Security officers patrol at the site of a car bomb attack in Mogadishu, Somalia, on September 25, 2021. (Photo by AFP)
At least eight people have been killed and over a dozen wounded in a car bombing near a school in Somalias capital, Mogadishu, witnesses and officials have said.
The blast happened near a junction in the heart of the city in the early hours of Thursday, triggering a plume of smoke, witnesses said, adding that they also heard gunfire.
The blast was so large that the walls of the nearby school and a hospital collapsed.

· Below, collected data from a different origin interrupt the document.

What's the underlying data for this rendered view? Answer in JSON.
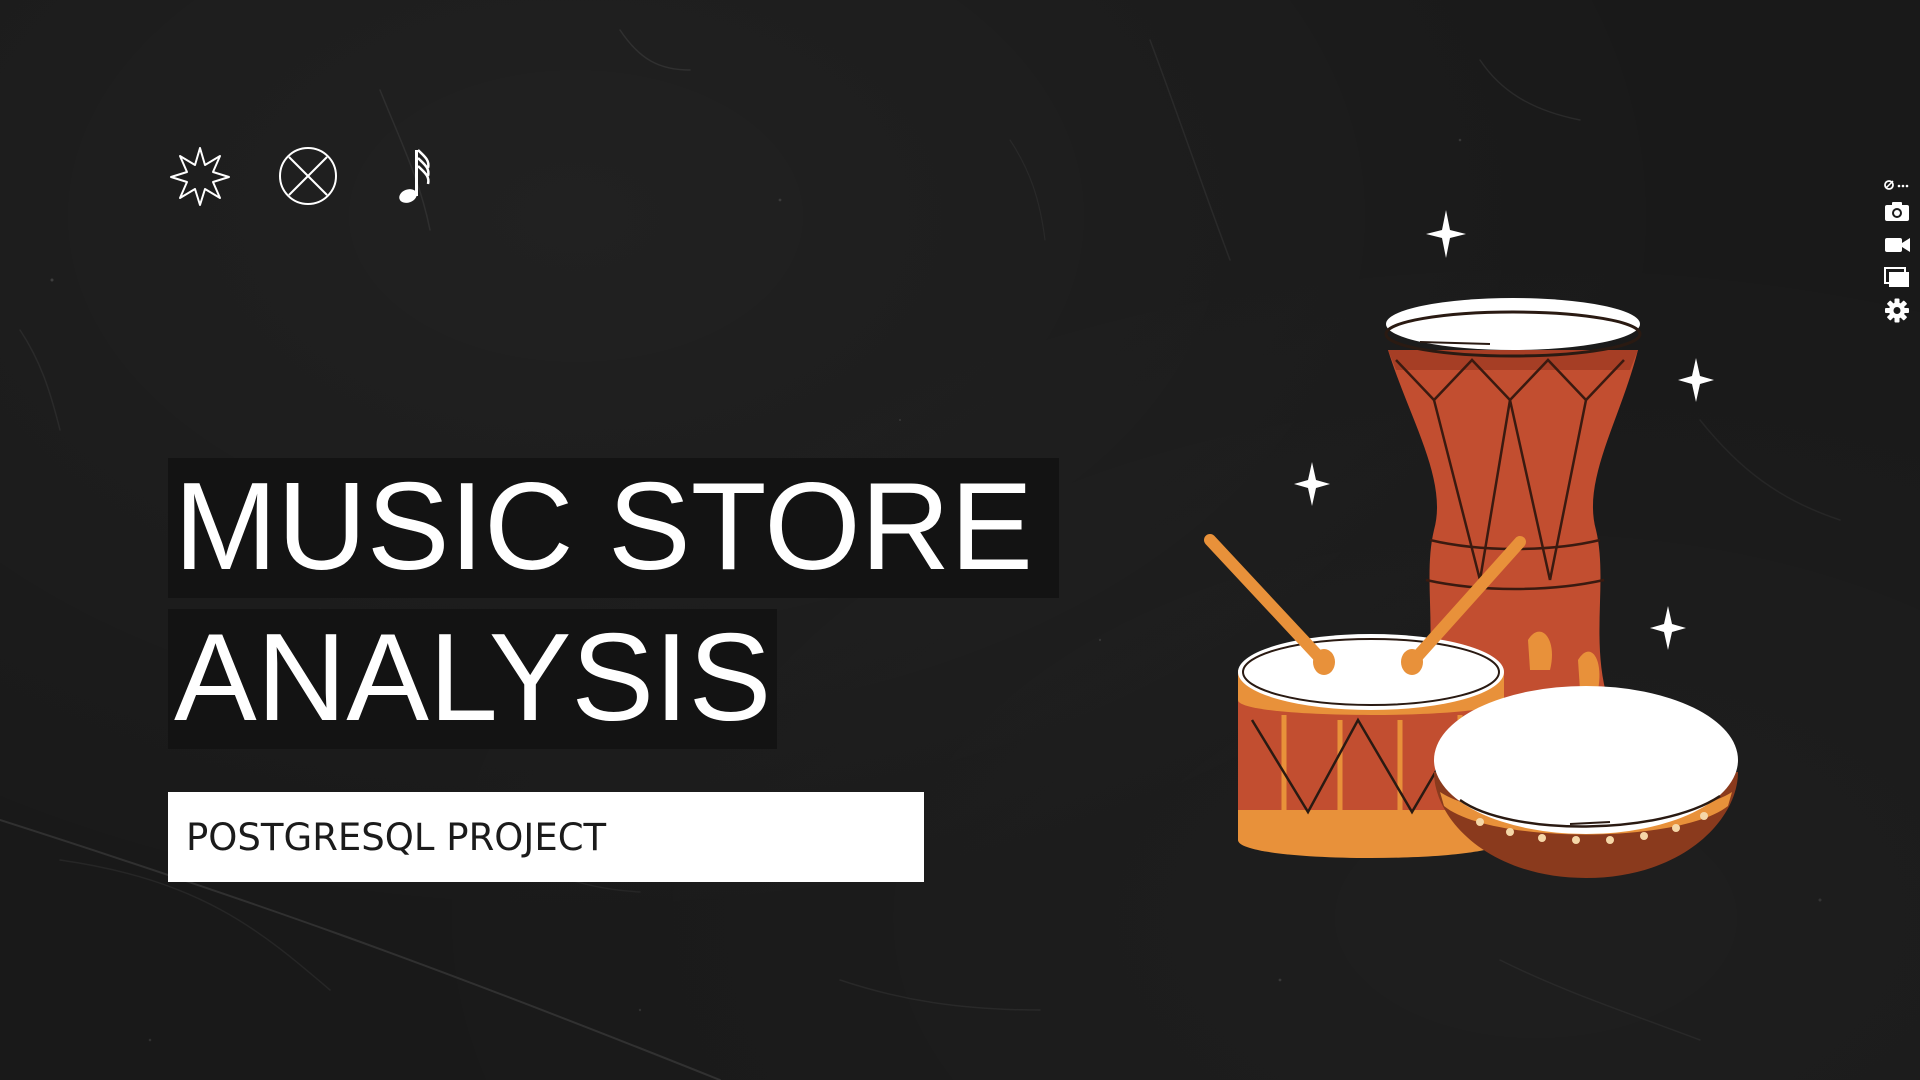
{
  "slide": {
    "title_line_1": "MUSIC STORE",
    "title_line_2": "ANALYSIS",
    "subtitle": "POSTGRESQL PROJECT"
  },
  "decor_icons": [
    "star-burst-icon",
    "crossed-circle-icon",
    "music-note-icon"
  ],
  "illustration": "drums-illustration",
  "toolbar": {
    "items": [
      "link-menu-icon",
      "camera-icon",
      "video-icon",
      "windows-icon",
      "gear-icon"
    ]
  },
  "colors": {
    "background": "#191919",
    "title_text": "#ffffff",
    "title_highlight": "#131313",
    "subtitle_box": "#ffffff",
    "subtitle_text": "#1b1b1b",
    "drum_red": "#c24e30",
    "drum_orange": "#e8913a",
    "drum_brown": "#8a3a1d"
  }
}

"We were shaken by the blast pressure, and then deafened by the gunfire that followed," said Mohamed Hussein, a nurse at the nearby Osman Hospital. Hussein said he had been pulled from the rubble of a collapsed ceiling. "Our hospital walls collapsed. Opposite us is a school that also collapsed. I do not know how many died," he said.
Somalia police spokesman Abdifatah Adan was quoted by AFP as saying in a brief statement that eight civilians were killed and 17 others wounded, without giving further details.
Security official Mohamed Abdillahi told AFP the explosion was caused by a car bomb, but added: "We dont know the target of the attack."
Witnesses said a large convoy carrying troops from AMISOM, the African Union force fighting the Al-Qaeda linked Al-Shabab group, was passing through the area when the bomb went off.
"I was close to the area when the blast occurred, there was an AMISOM convoy... passing by," Said Ibrahim told AFP.
The al-Shabab terrorist group frequently carries out gun and bomb attacks against both civilian and military targets, including at busy traffic intersections, hotels, and military bases.
In a recent attack on November 20, at least eight people were killed and more than a dozen others wounded in a bomb explosion that ripped through a crowded market in Somalias South West State.
The al-Shabab group has been fighting Somalias central government for more than a decade. It also aims to drive out African Union peacekeeping troops. Despite being ousted from large parts of south and central Somalia, al-Shabab continues deadly attacks across the country, which has been ravaged by decades of war and poverty.
The terrorist group has fought successive Somali governments as well as neighboring governments in Uganda and Kenya, the latter of which sent troops to Somalia in 2011 to fight the group as part of the African Union forces.
Somalia has faced instability and violence since 1991, when a military government was overthrown.